St. John's Wort, known by botanists as Hypercium perforatum, is a five petalled yellow flower which grows wild in much of the world. It was named after John the Baptist because it blooms around his feast day (June 24th). It is used as an antidepressant but studies are currently investigating its use as an anticancer agent and an antiviral agent.

How does it work?

Hypericin is the putative active ingredient. Hypericin has a high affinity for GABA, a chemical transmitter in the brain, the stimulation of which is known to have antidepressant effects. Hypericin has also been shown to stimulate dopamine receptors and inhibit serotonin receptors in the brain. Changes in these chemical transmitters in the brain affect mood.

Is it effective?

Yes! The regimen shown to be effective in clinical trials is 300mg three times a day of an extract standardized to .3% Hypericin.
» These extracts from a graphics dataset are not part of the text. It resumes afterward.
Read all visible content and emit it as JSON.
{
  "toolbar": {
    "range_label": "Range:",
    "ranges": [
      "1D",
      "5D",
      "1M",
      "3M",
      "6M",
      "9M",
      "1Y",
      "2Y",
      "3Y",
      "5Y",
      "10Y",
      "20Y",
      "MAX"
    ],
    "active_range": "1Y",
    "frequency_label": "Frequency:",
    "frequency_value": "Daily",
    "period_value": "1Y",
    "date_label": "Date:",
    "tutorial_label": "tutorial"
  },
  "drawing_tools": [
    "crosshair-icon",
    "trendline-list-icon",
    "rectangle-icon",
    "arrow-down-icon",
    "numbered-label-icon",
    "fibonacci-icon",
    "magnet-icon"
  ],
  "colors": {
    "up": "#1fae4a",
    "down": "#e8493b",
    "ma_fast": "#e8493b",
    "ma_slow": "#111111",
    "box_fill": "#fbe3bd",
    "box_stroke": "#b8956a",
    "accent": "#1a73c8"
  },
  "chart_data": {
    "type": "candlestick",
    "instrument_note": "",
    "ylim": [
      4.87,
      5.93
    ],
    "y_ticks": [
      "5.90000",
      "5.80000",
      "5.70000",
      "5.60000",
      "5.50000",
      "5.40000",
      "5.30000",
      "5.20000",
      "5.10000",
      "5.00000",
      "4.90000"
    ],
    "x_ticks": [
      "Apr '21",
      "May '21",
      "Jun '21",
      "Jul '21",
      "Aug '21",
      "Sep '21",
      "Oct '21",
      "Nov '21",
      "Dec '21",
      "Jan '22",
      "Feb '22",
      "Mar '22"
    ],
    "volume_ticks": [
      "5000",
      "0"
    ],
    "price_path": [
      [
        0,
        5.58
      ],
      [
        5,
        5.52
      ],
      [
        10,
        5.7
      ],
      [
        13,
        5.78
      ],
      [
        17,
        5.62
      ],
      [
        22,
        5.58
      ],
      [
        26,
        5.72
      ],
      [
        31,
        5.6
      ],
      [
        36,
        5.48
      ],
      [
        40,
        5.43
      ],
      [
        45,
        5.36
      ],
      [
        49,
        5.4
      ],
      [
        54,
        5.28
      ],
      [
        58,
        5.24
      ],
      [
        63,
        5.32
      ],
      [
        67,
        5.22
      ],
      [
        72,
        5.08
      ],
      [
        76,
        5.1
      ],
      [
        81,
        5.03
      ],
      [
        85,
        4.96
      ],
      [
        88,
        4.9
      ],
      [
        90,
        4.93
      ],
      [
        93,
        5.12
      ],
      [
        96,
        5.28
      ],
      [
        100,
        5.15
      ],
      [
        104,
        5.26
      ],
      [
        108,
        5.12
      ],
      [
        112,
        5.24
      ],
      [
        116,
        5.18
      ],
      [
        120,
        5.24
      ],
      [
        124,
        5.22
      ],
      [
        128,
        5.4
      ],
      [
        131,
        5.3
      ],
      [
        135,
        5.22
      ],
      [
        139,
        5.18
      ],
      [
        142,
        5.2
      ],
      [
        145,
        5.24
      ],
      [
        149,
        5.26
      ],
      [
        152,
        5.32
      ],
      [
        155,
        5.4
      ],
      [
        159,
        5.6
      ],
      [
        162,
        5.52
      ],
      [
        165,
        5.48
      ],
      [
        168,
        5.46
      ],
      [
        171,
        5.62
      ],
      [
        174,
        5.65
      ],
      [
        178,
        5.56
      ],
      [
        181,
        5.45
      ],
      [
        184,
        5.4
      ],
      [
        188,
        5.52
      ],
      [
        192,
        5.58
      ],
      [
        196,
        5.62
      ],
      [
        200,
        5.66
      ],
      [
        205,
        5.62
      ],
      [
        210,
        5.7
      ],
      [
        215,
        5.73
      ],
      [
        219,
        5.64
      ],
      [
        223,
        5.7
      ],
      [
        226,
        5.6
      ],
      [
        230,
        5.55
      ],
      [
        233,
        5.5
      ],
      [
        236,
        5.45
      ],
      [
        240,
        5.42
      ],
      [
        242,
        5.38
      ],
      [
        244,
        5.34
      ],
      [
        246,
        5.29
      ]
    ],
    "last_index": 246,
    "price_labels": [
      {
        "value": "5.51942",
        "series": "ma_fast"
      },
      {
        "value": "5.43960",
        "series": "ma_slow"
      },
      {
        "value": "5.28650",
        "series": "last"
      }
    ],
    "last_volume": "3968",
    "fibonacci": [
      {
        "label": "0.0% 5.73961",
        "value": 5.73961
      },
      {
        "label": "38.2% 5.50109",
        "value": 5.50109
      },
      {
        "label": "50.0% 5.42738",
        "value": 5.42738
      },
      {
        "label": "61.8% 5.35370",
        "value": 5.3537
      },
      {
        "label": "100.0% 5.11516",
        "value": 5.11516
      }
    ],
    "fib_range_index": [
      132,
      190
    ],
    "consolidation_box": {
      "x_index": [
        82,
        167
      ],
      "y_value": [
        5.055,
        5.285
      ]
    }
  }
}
A meta-analysis of 23 randomize controlled trials of St. John's Wort showed that it was equally effective as tricyclic antidepressants in treating depression with significantly fewer side effects.

What is the state of the science?

The first clinical trial in the United States by the National Institutes of Health and the National Institute of Mental Health to determine optimal dosing, long term side effects and efficacy compared to commonly prescribed antidepressants such as fluoxetine hydrochloride was undertaken in 1998. This will be a three year multicenter trial. N-Sights will keep abreast and publish the results as soon as they become available.


Helen Lane, Ph.D., R.D., is the Program Director of the Advanced Human Support Technology at the Johnson Space Center.